We know the conditional probability of the data given our paramters. We want to flip that around to get the probability of our parameters given the data, because the most probable parameters, then, would be the best-fitting ones. To do this with Bayes rule, we need some kind of prior over ${\bf w}$. We often use ${\bf w} \sim N(0, \tau^2 I)$ which encourages parameters to stay near zero. Now, using Bayes rule, we can get the parameter posterier distribution: $$ p({\bf w}, X \vert Y) = \frac{ p({\bf w}) p( Y \vert X, {\bf w}) }{\int_{{\bf w}'} p({\bf w}') p( Y \vert X, {\bf w}') d{\bf w}} $$ The really cool thing about Baysian regressian is what happens at test time. On each test point ${\bf x}_*$, the model gives back an entire probability distribution over possible outputs instead of a single guess. This is called the predictive posterior distribution and it looks like this: $$ p(y_* \vert {\bf x}_*, {\bf D}) = \int_{\bf w} p(y_* \vert {\bf x_*}, {\bf w}) p({\bf w}, X \vert Y) d{\bf w} $$ Now the REALLY cool thing about Baysian regression is that all the integrals you saw are actually tractable! This means there's a closed form solution for both the probability of the weights AND the posterior predictive distribution!!!! I'm going to spare you the math, but here's the distributions: \begin{align} p({\bf w}, X \vert Y) &\sim N \left( \frac{ A^{-1} X^T Y }{ \sigma^2}, A^{-1} \right) \\ p(y_* \vert {\bf x}_*, {\bf D}) &\sim N\left(\frac{ {\bf x}^T_* A^{-1} X^{T} Y }{\sigma^2 }, {\bf x}_*^T A^{-1} {\bf x}_* + \sigma^2 \right) \end{align} Where $A = (1/\sigma^2)X^TX + (1/\tau^2)I$. These terms look pretty messy and they are, but I think one thing worth noticing is the presence of both $\tau$ and $\sigma$ in the variation both distributions. This reflects the fact that the uncertainty of our predictions comes from both noise in the data (the $\epsilon$'s) and uncertainty in our choice of parameters. This should make you feel better than regular linear regression, which has no way to model uncertainty in the parameters.

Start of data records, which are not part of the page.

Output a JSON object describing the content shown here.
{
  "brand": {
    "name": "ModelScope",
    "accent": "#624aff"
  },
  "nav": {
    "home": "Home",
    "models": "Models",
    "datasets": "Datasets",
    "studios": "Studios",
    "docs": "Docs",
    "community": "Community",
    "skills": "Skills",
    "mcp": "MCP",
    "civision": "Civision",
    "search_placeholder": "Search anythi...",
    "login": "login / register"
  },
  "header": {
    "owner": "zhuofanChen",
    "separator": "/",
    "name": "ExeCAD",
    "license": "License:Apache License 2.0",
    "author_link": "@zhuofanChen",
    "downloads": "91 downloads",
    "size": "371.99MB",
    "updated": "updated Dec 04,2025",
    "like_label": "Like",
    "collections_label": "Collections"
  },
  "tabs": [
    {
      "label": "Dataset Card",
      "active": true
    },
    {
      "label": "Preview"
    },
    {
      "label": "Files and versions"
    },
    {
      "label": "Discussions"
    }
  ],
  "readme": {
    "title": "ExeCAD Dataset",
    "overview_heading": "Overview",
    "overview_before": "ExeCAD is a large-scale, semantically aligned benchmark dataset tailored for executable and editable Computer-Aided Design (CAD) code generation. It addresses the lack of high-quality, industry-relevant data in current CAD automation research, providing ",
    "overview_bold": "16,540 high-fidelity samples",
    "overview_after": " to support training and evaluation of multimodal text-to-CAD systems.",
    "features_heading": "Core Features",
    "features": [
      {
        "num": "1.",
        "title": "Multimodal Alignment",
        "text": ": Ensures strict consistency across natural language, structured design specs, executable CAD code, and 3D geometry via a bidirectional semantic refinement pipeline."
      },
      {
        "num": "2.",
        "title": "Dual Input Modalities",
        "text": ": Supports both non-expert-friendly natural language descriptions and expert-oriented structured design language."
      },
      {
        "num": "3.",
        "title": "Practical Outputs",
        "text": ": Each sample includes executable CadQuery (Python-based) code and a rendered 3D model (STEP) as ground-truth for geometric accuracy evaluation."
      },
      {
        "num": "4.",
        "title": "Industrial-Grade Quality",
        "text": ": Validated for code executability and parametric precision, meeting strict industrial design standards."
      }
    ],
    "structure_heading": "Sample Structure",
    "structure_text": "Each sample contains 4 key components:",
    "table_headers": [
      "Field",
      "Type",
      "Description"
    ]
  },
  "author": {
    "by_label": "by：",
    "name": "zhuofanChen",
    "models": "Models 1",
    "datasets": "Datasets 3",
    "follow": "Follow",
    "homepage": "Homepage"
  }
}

If you look at a Bayesian regression, you can see this additional modeling at play: the posterier predictive distribution (95% confidence interval is shaded, MLE estimate is dotted) tightens up when it encounters densely distributed data.

Mountain View


Gaussian Processes

We've already developed some intuition for the $GP$. If you recall, they're like multivariate Gaussians except you can ask for the probability of ${\bf x} \in \mathbb{R}^n$ for any $n$. Furthermore, we can interpret $GP$'s as distributions over functions if we choose $n$ to be $\infty$. $GP$'s do this by making use of a mean function $m(\cdot)$ and covariance kernel $k(\cdot, \cdot)$. Given any set of elements $x_1, ..., x_n \in \mathbb{R}$, the returned set of random variables $GP(x_1), ..., GP(x_n)$ are distributed as, $$\begin{bmatrix} GP(x_1) \\ \vdots \\ GP(x_n)\end{bmatrix} \sim N\left(\ \begin{bmatrix} m(x_1)\\ \vdots \\ m(x_n) \end{bmatrix}\ ,\ \begin{bmatrix}k(x_1, x_1)& \cdots & k(x_1, x_m)\\ \vdots & \cdots & \vdots \\ k(x_m, x_1) & \cdots & k(x_m, x_m) \end{bmatrix} \ \right) $$ There are no constraints on $m(\cdot)$, but in order to be valid, $k(\cdot, \cdot)$ must be positive and communitive (recall the very similar constraint placed on the covariance matrix of a multivariate gaussian).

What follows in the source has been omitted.